MAGNET contributing writer Jud Cost is sharing some of the wealth of classic films he’s been lucky enough to see over the past 40 years. Trolling the backwaters of cinema, he has worked up a list of more than 500 titles—from the silent era through the ’00s—that you may have missed. A new selection, all currently available on DVD, appears every week.
Rear Window (1954, 112 minutes)
Director Alfred Hitchcock never made more out of a less-promising canvas than he did with Rear Window. From a vantage point of a second-story New York City apartment, the camera roves around a smorgasbord of open windows across the courtyard during a sticky summer morning. A lithe black tomcat slips up a staircase for an all-day nap after a night on the town. A milkman’s bottles clank as he makes his morning deliveries. The camera briefly returns to home base as sweat beads up on the forehead of L.B. “Jeff” Jefferies (Jimmy Stewart), sleeping fitfully next to his rear window.
It’s back outside into the courtyard as a radio bellows, “Men, are you over 40?!” and a paunchy man in a tanktop undershirt, who answers the radio’s desscription, lathers his whiskers with a shaving brush. An elderly man sits bolt upright on the fire escape, followed by his wife, sleeping head to toe. A shapely girl with a blond pixie cut pirouettes into her living room while attempting to snap on her strapless bra. She drops the undergarment on the kitchen floor, then readjusts it faster than Nijinsky could ever have done.
Jefferies is now seen in a hip-to-toe plaster cast of his left leg, bearing an inscription: “Here lie the broken bones of L.B. Jefferies,” with the second “e” squeezed in later to correct a typo. His apartment’s walls are covered with framed black-and-white photographs. Two Formula One racing cars careen upward like dinosaurs after a violent collision. Three people are running desperately from a burning vehicle in another photo, and a third depicts a man, maybe a police officer, falling into the path of a ’53 DeSoto. A coffee table bears a stack of LIFE magazine’s recent “Paris Fashions” issue piled next to a very expensive camera with flash attachment.

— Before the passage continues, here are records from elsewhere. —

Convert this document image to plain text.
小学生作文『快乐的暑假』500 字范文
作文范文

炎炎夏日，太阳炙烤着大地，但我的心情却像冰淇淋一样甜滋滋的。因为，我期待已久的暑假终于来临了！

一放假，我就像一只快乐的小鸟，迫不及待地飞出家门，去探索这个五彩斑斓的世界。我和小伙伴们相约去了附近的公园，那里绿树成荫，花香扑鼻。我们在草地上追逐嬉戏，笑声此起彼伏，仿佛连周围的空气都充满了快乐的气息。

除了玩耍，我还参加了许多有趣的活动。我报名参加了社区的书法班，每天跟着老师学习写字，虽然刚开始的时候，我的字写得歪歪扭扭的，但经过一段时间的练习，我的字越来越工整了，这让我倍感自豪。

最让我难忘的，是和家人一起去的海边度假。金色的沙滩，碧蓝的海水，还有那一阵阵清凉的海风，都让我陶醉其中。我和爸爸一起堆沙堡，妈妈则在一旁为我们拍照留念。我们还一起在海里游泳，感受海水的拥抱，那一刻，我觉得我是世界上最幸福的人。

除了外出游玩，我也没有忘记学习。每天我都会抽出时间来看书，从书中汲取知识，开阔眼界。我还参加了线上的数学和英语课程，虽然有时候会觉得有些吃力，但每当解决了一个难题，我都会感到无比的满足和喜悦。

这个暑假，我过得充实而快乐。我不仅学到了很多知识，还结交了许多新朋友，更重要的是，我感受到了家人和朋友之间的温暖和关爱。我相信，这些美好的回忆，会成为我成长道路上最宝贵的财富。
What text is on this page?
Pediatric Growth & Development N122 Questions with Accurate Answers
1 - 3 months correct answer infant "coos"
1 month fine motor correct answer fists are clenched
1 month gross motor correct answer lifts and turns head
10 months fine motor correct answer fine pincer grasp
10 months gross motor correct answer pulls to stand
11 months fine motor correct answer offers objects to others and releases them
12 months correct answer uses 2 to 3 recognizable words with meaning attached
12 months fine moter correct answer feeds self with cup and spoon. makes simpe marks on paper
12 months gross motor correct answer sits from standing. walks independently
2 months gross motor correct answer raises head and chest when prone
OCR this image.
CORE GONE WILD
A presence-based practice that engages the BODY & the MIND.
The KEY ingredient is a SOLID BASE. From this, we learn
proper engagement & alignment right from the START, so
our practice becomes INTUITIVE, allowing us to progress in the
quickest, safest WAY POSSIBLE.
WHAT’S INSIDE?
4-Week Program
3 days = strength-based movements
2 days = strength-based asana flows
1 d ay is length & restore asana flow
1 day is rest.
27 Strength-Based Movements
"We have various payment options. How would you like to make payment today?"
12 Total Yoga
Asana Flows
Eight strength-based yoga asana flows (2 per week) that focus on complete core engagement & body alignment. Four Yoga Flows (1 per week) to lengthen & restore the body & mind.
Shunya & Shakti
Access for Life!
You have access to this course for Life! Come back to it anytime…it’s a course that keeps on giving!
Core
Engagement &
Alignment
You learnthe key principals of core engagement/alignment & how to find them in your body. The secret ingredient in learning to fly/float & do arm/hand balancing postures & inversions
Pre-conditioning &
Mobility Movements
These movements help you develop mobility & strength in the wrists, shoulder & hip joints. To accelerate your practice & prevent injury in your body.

Later that morning, Jefferies is trying to run an electric razor over a sweaty upper lip as his telephone rings. “Congratulations on getting rid of that cast,” says Jeff’s principal magazine editor. “Who said I was getting rid of it?” replies Jeff. “This is Wednesday, seven weeks from the day you broke your leg, yes or no?” Jeff’s eyes roll back into his head as he says, “How did you ever get to be such a big-shot editor with such a small memory?” “Thrift, industry and hard work,” replies the editor, “and catching the publisher with his secretary. Did I get the wrong day?” “No, wrong week! It’s next Wednesday I emerge from this plaster cocoon,” moans Jeff.
The injury, he learns, will cost him a plum assignment in Kashmir, “about to go up in smoke.” To dampen the anguish from this missed opportunity, Jeff maneuvers a long stick inside his cast to scratch an annoying itch just above his knee.